For Anglophone readers interested in the history of Spain, this book is invaluable. Elliott has here accomplished a real feat, of research, of writing, and of analysis. The book ably navigates that forbidding passage between simplifying popular accounts and unreadable scholarly monographs, managing to be both a work of serious intellectual synthesis and an absorbing account of Spain’s history.

Elliott has an astounding ability to seamlessly combine many disparate threads into the same narrative. He pays close attention to economic history: crop yields, interest rates, inflation and deflation, the debasement of currency, the balance of trade, tariffs and regulations. He incorporates social and cultural shifts: changing religious attitudes, demographic trends, class tensions, intellectual movements. And yet he also does not neglect the superlative individuals: Ferdinand and Isabella, Charles V, Philip II, the Conde Duque, among others. The only thing conspicuously absent was military history, which suited me just fine.

Although the story of Spain during this time was heavily interwoven with both the New World and the rest of Europe, Elliott’s focus doesn’t stray from the Iberian peninsula. He gives only the most cursory account of the Spanish conquest of the Americas, and only mentions the struggles of Charles V against the Protestant Reformation. For those looking for a history of Spanish colonization, this book will therefore be disappointing. I must also add that Elliott’s judgment is at its worst in his brief section on the conquistadores. He describes them as glorious conquering heroes of a barren civilization, which I cannot abide in the light of the destruction and exploitation that followed in their wake.

Keeping those exceptions in mind, this book is a superlative account of this period of Spanish history.
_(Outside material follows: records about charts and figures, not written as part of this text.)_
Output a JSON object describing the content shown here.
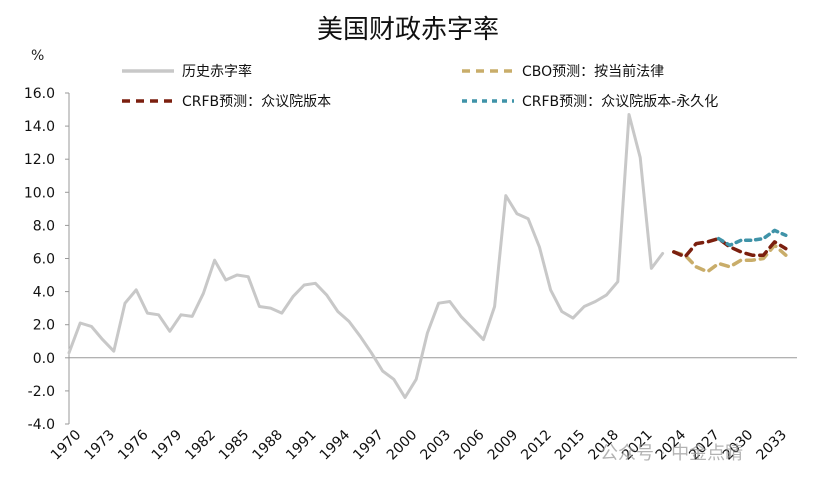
{
  "chart_data": {
    "type": "line",
    "title": "美国财政赤字率",
    "unit": "%",
    "ylim": [
      -4.0,
      16.0
    ],
    "yticks": [
      "16.0",
      "14.0",
      "12.0",
      "10.0",
      "8.0",
      "6.0",
      "4.0",
      "2.0",
      "0.0",
      "-2.0",
      "-4.0"
    ],
    "xlim": [
      1970,
      2035
    ],
    "xticks": [
      "1970",
      "1973",
      "1976",
      "1979",
      "1982",
      "1985",
      "1988",
      "1991",
      "1994",
      "1997",
      "2000",
      "2003",
      "2006",
      "2009",
      "2012",
      "2015",
      "2018",
      "2021",
      "2024",
      "2027",
      "2030",
      "2033"
    ],
    "grid": false,
    "legend_position": "top",
    "series": [
      {
        "name": "历史赤字率",
        "color": "#c8c8c8",
        "style": "solid",
        "x": [
          1970,
          1971,
          1972,
          1973,
          1974,
          1975,
          1976,
          1977,
          1978,
          1979,
          1980,
          1981,
          1982,
          1983,
          1984,
          1985,
          1986,
          1987,
          1988,
          1989,
          1990,
          1991,
          1992,
          1993,
          1994,
          1995,
          1996,
          1997,
          1998,
          1999,
          2000,
          2001,
          2002,
          2003,
          2004,
          2005,
          2006,
          2007,
          2008,
          2009,
          2010,
          2011,
          2012,
          2013,
          2014,
          2015,
          2016,
          2017,
          2018,
          2019,
          2020,
          2021,
          2022,
          2023
        ],
        "y": [
          0.3,
          2.1,
          1.9,
          1.1,
          0.4,
          3.3,
          4.1,
          2.7,
          2.6,
          1.6,
          2.6,
          2.5,
          3.9,
          5.9,
          4.7,
          5.0,
          4.9,
          3.1,
          3.0,
          2.7,
          3.7,
          4.4,
          4.5,
          3.8,
          2.8,
          2.2,
          1.3,
          0.3,
          -0.8,
          -1.3,
          -2.4,
          -1.3,
          1.5,
          3.3,
          3.4,
          2.5,
          1.8,
          1.1,
          3.1,
          9.8,
          8.7,
          8.4,
          6.7,
          4.1,
          2.8,
          2.4,
          3.1,
          3.4,
          3.8,
          4.6,
          14.7,
          12.1,
          5.4,
          6.3
        ]
      },
      {
        "name": "CBO预测：按当前法律",
        "color": "#c9ad6a",
        "style": "dashed",
        "x": [
          2024,
          2025,
          2026,
          2027,
          2028,
          2029,
          2030,
          2031,
          2032,
          2033,
          2034
        ],
        "y": [
          6.4,
          6.2,
          5.5,
          5.2,
          5.7,
          5.5,
          5.9,
          5.9,
          6.0,
          6.8,
          6.2
        ]
      },
      {
        "name": "CRFB预测：众议院版本",
        "color": "#7b1f0e",
        "style": "dashed",
        "x": [
          2024,
          2025,
          2026,
          2027,
          2028,
          2029,
          2030,
          2031,
          2032,
          2033,
          2034
        ],
        "y": [
          6.4,
          6.1,
          6.9,
          7.0,
          7.2,
          6.7,
          6.4,
          6.2,
          6.2,
          7.0,
          6.6
        ]
      },
      {
        "name": "CRFB预测：众议院版本-永久化",
        "color": "#3f93a8",
        "style": "dashed",
        "x": [
          2028,
          2029,
          2030,
          2031,
          2032,
          2033,
          2034
        ],
        "y": [
          7.2,
          6.8,
          7.1,
          7.1,
          7.2,
          7.7,
          7.4
        ]
      }
    ]
  },
  "watermark": "公众号 · 中金点睛"
}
The competing centrifugal and centralizing forces at play, the conflicting traditions of Castilian and Aragonese governments, the infinitely subtle machinations of power, the gradual emergence of a national identity, the meteoric rise of the Spanish Empire, the cruel, grinding decline that followed, the heroic and hapless individuals struggling with forces beyond their control—all this is related with brevity, insight, and power.

It is difficult not to see the whole story as a morality play writ large. What with the ruthless exploitation of the treasure mines of the New World, the expulsion of the Jews and the Moors, the obsession with purity of blood, and the alignment of religious orthodoxy with central power, it seems as if the collapse of the grand but hollow edifice was the inevitable result of intolerance and folly. But even if we can learn some valuable lessons from this history, it is important to remember that the story is not so simple, and many decisions which in retrospect seem obviously foolish were at the time fairly reasonable (though of course many weren’t).

In short, I heartily recommend this book to anyone interested in this fascinating time and place. It could hardly be better.